Query, Decompose, Compress: Structured Query Expansion for Efficient Multi-Hop Retrieval
JungMin Yun, YoungBin Kim

TL;DR
DeCoR introduces a structured approach to multi-hop retrieval by decomposing queries and compressing evidence, improving efficiency and accuracy without relying on large generative models.
Contribution
The paper presents DeCoR, a novel framework that restructures reasoning and synthesizes evidence, outperforming larger models in multi-hop retrieval tasks.
Findings
DeCoR outperforms strong baselines with smaller LLMs.
Structured query decomposition enhances retrieval robustness.

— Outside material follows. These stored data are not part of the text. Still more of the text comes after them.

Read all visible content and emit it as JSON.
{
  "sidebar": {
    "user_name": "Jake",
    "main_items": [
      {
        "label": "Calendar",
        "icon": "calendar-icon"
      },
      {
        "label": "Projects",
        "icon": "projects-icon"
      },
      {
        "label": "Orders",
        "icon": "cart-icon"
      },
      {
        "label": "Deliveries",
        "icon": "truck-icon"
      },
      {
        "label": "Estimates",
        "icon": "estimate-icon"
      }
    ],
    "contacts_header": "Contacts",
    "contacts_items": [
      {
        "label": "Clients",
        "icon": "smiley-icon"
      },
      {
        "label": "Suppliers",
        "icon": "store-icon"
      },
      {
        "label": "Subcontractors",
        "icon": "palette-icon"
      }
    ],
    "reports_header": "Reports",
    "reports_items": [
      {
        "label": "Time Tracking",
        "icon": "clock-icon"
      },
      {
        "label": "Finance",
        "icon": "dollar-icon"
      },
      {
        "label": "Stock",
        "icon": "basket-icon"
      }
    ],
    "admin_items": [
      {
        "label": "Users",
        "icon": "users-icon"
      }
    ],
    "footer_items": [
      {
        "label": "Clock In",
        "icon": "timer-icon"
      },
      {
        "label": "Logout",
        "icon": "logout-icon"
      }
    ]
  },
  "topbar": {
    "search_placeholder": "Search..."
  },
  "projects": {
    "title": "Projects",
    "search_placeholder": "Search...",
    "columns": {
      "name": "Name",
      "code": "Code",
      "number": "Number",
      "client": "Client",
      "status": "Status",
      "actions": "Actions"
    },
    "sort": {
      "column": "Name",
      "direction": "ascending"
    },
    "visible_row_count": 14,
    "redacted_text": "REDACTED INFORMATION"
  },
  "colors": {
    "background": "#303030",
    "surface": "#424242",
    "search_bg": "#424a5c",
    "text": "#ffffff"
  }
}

Summarization of dispersed evidence improves relevance.
Abstract
Large Language Models (LLMs) have been increasingly employed for query expansion. However, their generative nature often undermines performance on complex multi-hop retrieval tasks by introducing irrelevant or noisy information. To address this challenge, we propose DeCoR (Decompose and Compress for Retrieval), a framework grounded in structured information refinement. Rather than generating additional content, DeCoR strategically restructures the query's underlying reasoning process and distills supporting evidence from retrieved documents. It consists of two core components tailored to the challenges of multi-hop retrieval: (1) Query Decomposition, which decomposes a complex query into explicit reasoning steps, and (2) Query-aware Document Compression, which synthesizes dispersed evidence from candidate documents into a concise summary relevant to the query. This structured design…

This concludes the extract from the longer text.